WINNIPEG, MANITOBA, CANADA — The Canadian Wheat Board (CWB) announced on Feb. 8 the purchase of two new lake vessels that will be ready for service in 2013. The ships will move their wheat on the Great Lakes, under an agreement reached between the CWB and shipping companies Algoma Central Corporation and Upper Lakes Group Inc.

CWB said farmers will benefit from contributions that are expected to average at least $10 million per year to the CWB pools when the ships are in operation. They will also benefit from more efficient grain movement through a renewed fleet.

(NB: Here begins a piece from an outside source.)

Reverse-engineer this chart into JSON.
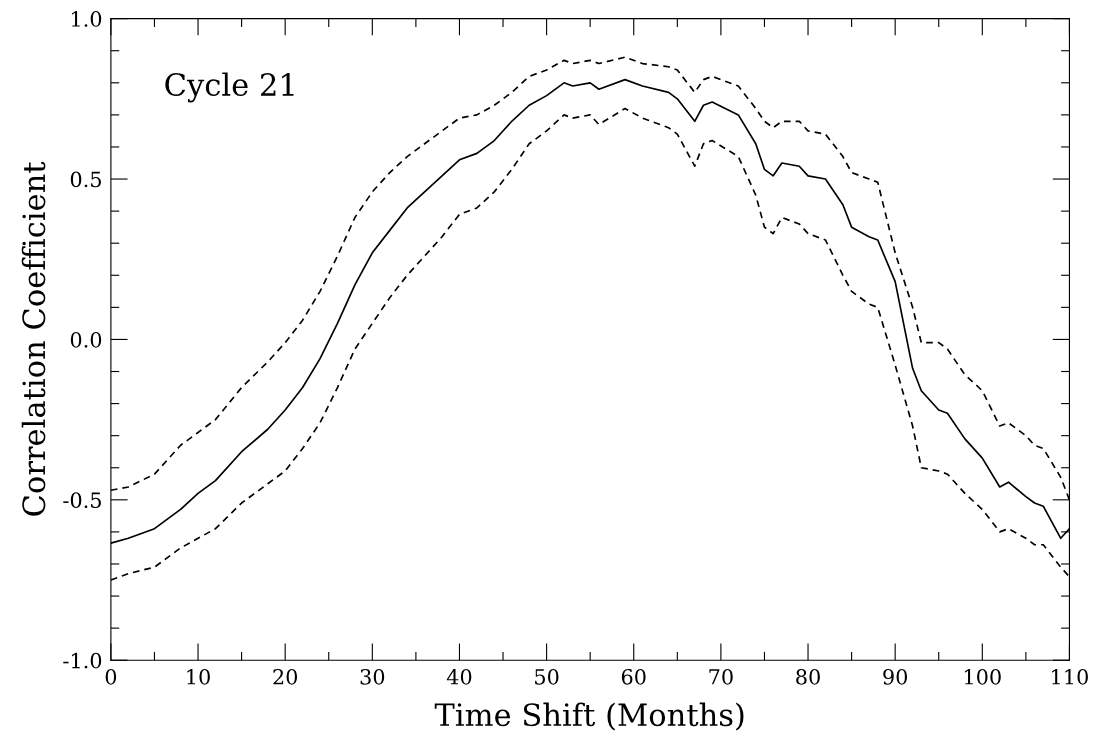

"As ship owners, we are moving forward to strengthen farmers' position in our grain supply chain," said CWB board chair Allen Oberg, a farmer from Forestburg, Alberta, Canada. "This historic step puts us at the helm. Through the CWB, farmers will share in the control and the profits of Great Lakes grain shipping. This is a value-added investment with significant net benefits for Prairie producers."

Oberg said the purchase agreement would not have been possible without the foresight of the government of Canada in removing a 25% tariff on imported vessels last fall, making the renewal of the Canadian domestic fleet and this purchase economically feasible.

Algoma President and Chief Executive Officer (CEO) Greg Wight and Upper Lakes President and CEO Pat Loduca welcomed the partnership with western Canadian producers in purchasing the new, state-of-the-art Equinox class bulk carriers, to be operated and managed by Seaway Marine Transport, which is a partnership of the two companies.

"This exciting initiative will modernize the Great Lakes fleet with larger, faster ships that consume less fuel and meet future environmental standards," Wight said. "By working together with Prairie farmers, we have forged a relationship that will have lasting value for all."

Loduca said the timing is excellent for this partnership, given the need to replace an aging fleet on the Great Lakes. He noted that the current strength of the Canadian dollar also helps keep new-vessel costs down.

"We are very pleased to be seizing this opportunity along with the CWB, which helps ensure the long-term strength of our industry," he said.

The CWB's cost for the two ships is C$65 million, equal to approximately C$1 per tonne, paid over the next four crop years. CWB also own a fleet of 3,400 rail hopper cars that move wheat and barley to ports and domestic customers.